The first morning back in the Li estate felt like waking in someone else's memory.
Li Yun stood in front of the mirror in his courtyard chamber, fingers running through his unruly dark hair. A servant had laid out a fresh robe, the crest of the Li family embroidered across the chest—a golden dragon curling through plum blossoms.
He hadn't worn the symbol in five years.
His fingers paused at the embroidery.
Who was he wearing this for now?
Certainly not his father, still shut away in "closed-door cultivation." A convenient absence.
And not for Lady Shen. She hadn't asked him to. But she'd watched closely when he wore his plain sect robes yesterday, as if measuring how far the boy had grown in her absence.
He pulled the robe on anyway.
The halls of the manor were too quiet.
As Yun walked toward the ancestral hall, old portraits lined the walls—past patriarchs of the Li family, all stern-eyed and distant. At the end of the corridor, a new painting had been hung.
He stopped cold.
It was his mother.
Painted in soft strokes—her lips curved faintly, eyes gentle, dressed in her ceremonial robes. But her eyes… they didn't shine like he remembered. Something in the painting was wrong. Too still. Too perfect. Like a version of her someone had tried to remember... but failed.

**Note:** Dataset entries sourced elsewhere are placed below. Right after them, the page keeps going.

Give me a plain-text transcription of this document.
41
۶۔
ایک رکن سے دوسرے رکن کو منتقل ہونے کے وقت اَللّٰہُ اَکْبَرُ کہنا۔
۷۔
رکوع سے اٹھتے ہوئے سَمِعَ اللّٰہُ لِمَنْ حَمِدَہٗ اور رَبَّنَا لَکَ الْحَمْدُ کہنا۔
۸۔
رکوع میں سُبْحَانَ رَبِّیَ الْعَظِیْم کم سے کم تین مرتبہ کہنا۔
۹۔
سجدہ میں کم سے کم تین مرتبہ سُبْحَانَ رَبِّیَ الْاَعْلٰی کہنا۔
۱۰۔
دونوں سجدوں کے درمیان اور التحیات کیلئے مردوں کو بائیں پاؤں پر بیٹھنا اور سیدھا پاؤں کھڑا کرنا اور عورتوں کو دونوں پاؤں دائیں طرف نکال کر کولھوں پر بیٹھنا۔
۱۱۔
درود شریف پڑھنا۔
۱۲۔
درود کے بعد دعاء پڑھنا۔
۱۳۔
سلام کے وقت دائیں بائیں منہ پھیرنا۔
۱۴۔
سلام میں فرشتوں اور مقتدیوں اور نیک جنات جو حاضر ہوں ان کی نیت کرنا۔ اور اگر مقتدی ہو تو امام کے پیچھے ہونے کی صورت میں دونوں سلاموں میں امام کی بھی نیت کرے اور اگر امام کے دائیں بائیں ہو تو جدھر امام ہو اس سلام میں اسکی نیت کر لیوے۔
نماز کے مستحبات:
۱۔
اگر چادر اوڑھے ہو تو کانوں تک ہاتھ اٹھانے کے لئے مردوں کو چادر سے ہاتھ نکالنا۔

There was a small nameplate below:
Li Qinyue, First Wife of Lord Li. Beloved. Departed. Never Forgotten.
Never forgotten?
Then why had her rooms been sealed like a crime scene?
Why had her son been cast off to a backwater sect with no protection, no answers?
And why had no one told him… she was burned with no burial rites?
He stared at the painting for a long time, hands clenched. The portrait almost seemed to watch him back.
Then, soft footsteps.
Lady Shen stood at the end of the corridor, watching him.
She wore white today—white silk robes embroidered with quiet snowdrops. Her hair was tied with a single silver clasp. Understated. Controlled. As always.
"She was beautiful," she said softly, approaching.
Yun didn't respond.
"She used to stand in this hallway every morning," she continued, tone unreadable. "Watching your father train in the southern yard. She never liked portraits. Said they made people look like ghosts."
Yun's jaw tightened. "And yet here she is. Hung like a memory no one visits."
Lady Shen's expression didn't change. "I had it commissioned."
His head turned sharply. "You?"
She met his gaze without flinching. "No one else would."
Silence pressed between them.
"Why?" he asked finally.
Lady Shen looked at the painting, her voice barely audible. "Because I wronged her. Even if I didn't mean to."
He studied her carefully. For the first time… she didn't sound like the woman who had stolen his home.
"What happened to her?"
Lady Shen didn't answer at once. Her eyes drifted to the ceiling, then back to him.
"She died in her sleep. That's what the doctors said."
"That's what they told you," he corrected.
She didn't argue.
Instead, she asked, "Would you like to see her room?"
That made him freeze.
"I thought it was sealed."
Her expression flickered. "It was. Until last year."
He hesitated. A breath. A heartbeat.
"Yes."
Lady Shen led him through a winding corridor to a wing he hadn't visited in years. The heavy doors creaked open, revealing a room frozen in time.
Silken bedding. Books half-opened on a desk. A wooden comb still resting by the mirror. And the faint scent of jasmine… as if it had waited for him.
He stepped inside, almost afraid to breathe.
The dust had been cleared.
"She used to write," Yun whispered, picking up a half-finished poem on the table. Her handwriting curved like flowing water.
"She loved words," Shen said, her voice distant. "She was always humming lines of poetry."
Yun set the paper down, throat tight.
"She didn't want me to leave," he murmured. "But after she died... no one said anything. I just woke up one morning and the servants told me to pack."
Lady Shen turned away, walking slowly to the window. "Your father was... grieving. He made mistakes."
"Mistakes?" Yun's voice was low. "I was sent away without a single goodbye. And you—" He stopped himself.
Lady Shen turned then, her gaze sharp. "And I what, Yun'er?"
Her tone wasn't cruel. But it wasn't soft either.
He looked at her, really looked.
She was still young. Too young, perhaps, to be a widow. Barely older than thirty. Her beauty hadn't dulled with time—it had sharpened. Matured.
"I don't know," he muttered. "I haven't figured that out yet."
There was a pause.
And then she said something he didn't expect.
"Then take your time. But don't assume you know everything just because you remember nothing."
With that, she stepped out of the room, leaving him surrounded by shadows and memory.
Yun turned back to the poem.
It ended on a single line:
"Even plum blossoms fade… but not the longing beneath their petals."